Pero no nos apresuremos. Es indudable que ha habido desastrosas decisiones democráticas o Gobiernos con apoyo popular que han derivado en tragedias suicidas (empezando por el Terror jacobino, tan devoto del “Pueblo”). Pero la experiencia también nos dice que las élites cualificadas, instaladas en el poder, acaban sirviendo a sus intereses egoístas, de grupo, más que a sus prédicas sobre el bien colectivo.
Lo que esperamos de la política, en definitiva, es que genere decisiones racionales, sensatas, beneficiosas para el mayor número posible de ciudadanos. Eso es lo que buscamos al confiar en la voluntad popular. Democracia, hoy día, no significa gobierno del pueblo. Significa que el pueblo elige a quienes deben gobernar, sin previos requisitos de educación o riqueza, y a quienes deben controlar a los gobernantes. Estas son decisiones cruciales, desde luego, y también podríamos dudar sobre si ponerlas en manos de unas mayorías incultas, apasionadas y manipulables. Si lo hacemos, pese a todo, no es porque tengamos fe en el pueblo, como Rousseau, que lo creía justo, incorruptible e infalible en la defensa de sus intereses.

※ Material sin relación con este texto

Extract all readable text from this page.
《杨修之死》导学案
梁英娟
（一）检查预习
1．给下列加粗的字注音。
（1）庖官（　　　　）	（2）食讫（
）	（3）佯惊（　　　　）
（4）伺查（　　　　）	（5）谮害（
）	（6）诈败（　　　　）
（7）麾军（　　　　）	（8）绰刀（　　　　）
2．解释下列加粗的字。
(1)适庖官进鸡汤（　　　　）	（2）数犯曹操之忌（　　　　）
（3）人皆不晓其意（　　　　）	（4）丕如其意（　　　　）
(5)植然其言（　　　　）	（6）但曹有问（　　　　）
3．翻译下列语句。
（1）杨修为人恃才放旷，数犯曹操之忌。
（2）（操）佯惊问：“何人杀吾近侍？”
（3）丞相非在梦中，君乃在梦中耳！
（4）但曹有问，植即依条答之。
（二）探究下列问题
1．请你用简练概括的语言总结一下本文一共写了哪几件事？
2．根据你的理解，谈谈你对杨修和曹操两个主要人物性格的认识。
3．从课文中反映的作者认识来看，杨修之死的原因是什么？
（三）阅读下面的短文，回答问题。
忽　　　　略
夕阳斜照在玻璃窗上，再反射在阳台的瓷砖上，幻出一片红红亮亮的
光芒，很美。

Es porque miramos hacia atrás, repasamos con frialdad los resultados electorales del pasado y los vemos, salvo excepciones, adecuados, explicables por las circunstancias del momento. Es decir, que, sumadas y restadas las disparatadas opiniones individuales, el total de los votos conduce a decisiones razonables.
No somos demócratas por fe, sino por razón, porque creemos en el debate público y argumentado de los asuntos políticos. Somos herederos, en ese sentido, de los ilustrados, y de la mejor tradición filosófica, desde Grecia, que pudo no ser demócrata, pero que siempre se rebeló contra la sumisión resignada a un orden considerado natural; porque creía que la mente humana podía entender la realidad, explicarla, someterla a normas comprensibles y, por tanto, cambiarla; porque consideraba a la humanidad, como Kant, mayor de edad, capaz de tomar su destino en sus manos.

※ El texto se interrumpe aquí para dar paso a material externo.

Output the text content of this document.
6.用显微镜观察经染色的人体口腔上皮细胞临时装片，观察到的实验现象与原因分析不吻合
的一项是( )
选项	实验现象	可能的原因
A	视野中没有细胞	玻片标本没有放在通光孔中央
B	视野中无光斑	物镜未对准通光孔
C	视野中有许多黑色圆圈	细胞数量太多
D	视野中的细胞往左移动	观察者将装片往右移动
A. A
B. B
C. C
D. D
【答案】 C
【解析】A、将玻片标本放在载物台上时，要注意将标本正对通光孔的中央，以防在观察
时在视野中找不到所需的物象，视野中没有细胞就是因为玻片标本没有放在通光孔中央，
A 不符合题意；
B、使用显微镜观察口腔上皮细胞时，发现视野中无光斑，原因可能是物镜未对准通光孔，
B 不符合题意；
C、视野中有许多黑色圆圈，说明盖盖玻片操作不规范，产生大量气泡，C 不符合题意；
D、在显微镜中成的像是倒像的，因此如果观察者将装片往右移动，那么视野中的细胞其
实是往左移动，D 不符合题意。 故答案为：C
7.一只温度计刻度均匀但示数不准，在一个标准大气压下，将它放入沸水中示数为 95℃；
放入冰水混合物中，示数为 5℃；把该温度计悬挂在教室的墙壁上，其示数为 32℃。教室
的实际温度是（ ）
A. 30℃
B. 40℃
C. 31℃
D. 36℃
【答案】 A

De ahí que en las sociedades más evolucionadas haya triunfado la idea de que las únicas órdenes legítimas, las que obligan a los ciudadanos, son las avaladas por la voluntad popular. Porque damos por supuesto que la mejor vía para alcanzar una respuesta sensata a los problemas es preguntar a todos. Porque no le reconocemos a nadie el monopolio del saber.
Reafirmemos, pues, nuestra convicción democrática. Que de ningún modo se limita a la elección periódica de los gobernantes, sino que incluye la división de poderes y el control y equilibrio entre ellos, con el límite infranqueable de los derechos y libertades ciudadanas. Un conjunto de normas e instituciones que, justamente, son las que deben protegernos frente a redentores y milagreros, o frente a la fácil invención de chivos expiatorios a los que culpar de nuestros problemas. Las instituciones, las reglas pactadas, son la mejor manera de resolver los conflictos lejos del reino de lo pasional. Pero la fuerza y eficacia de esas instituciones dependerán de que nuestros gobernantes no las desprestigien y de que, si eso ocurre, nosotros, los ciudadanos, no lo consintamos; de que creamos en ellas, sepamos estar vigilantes y alzar la voz en su defensa.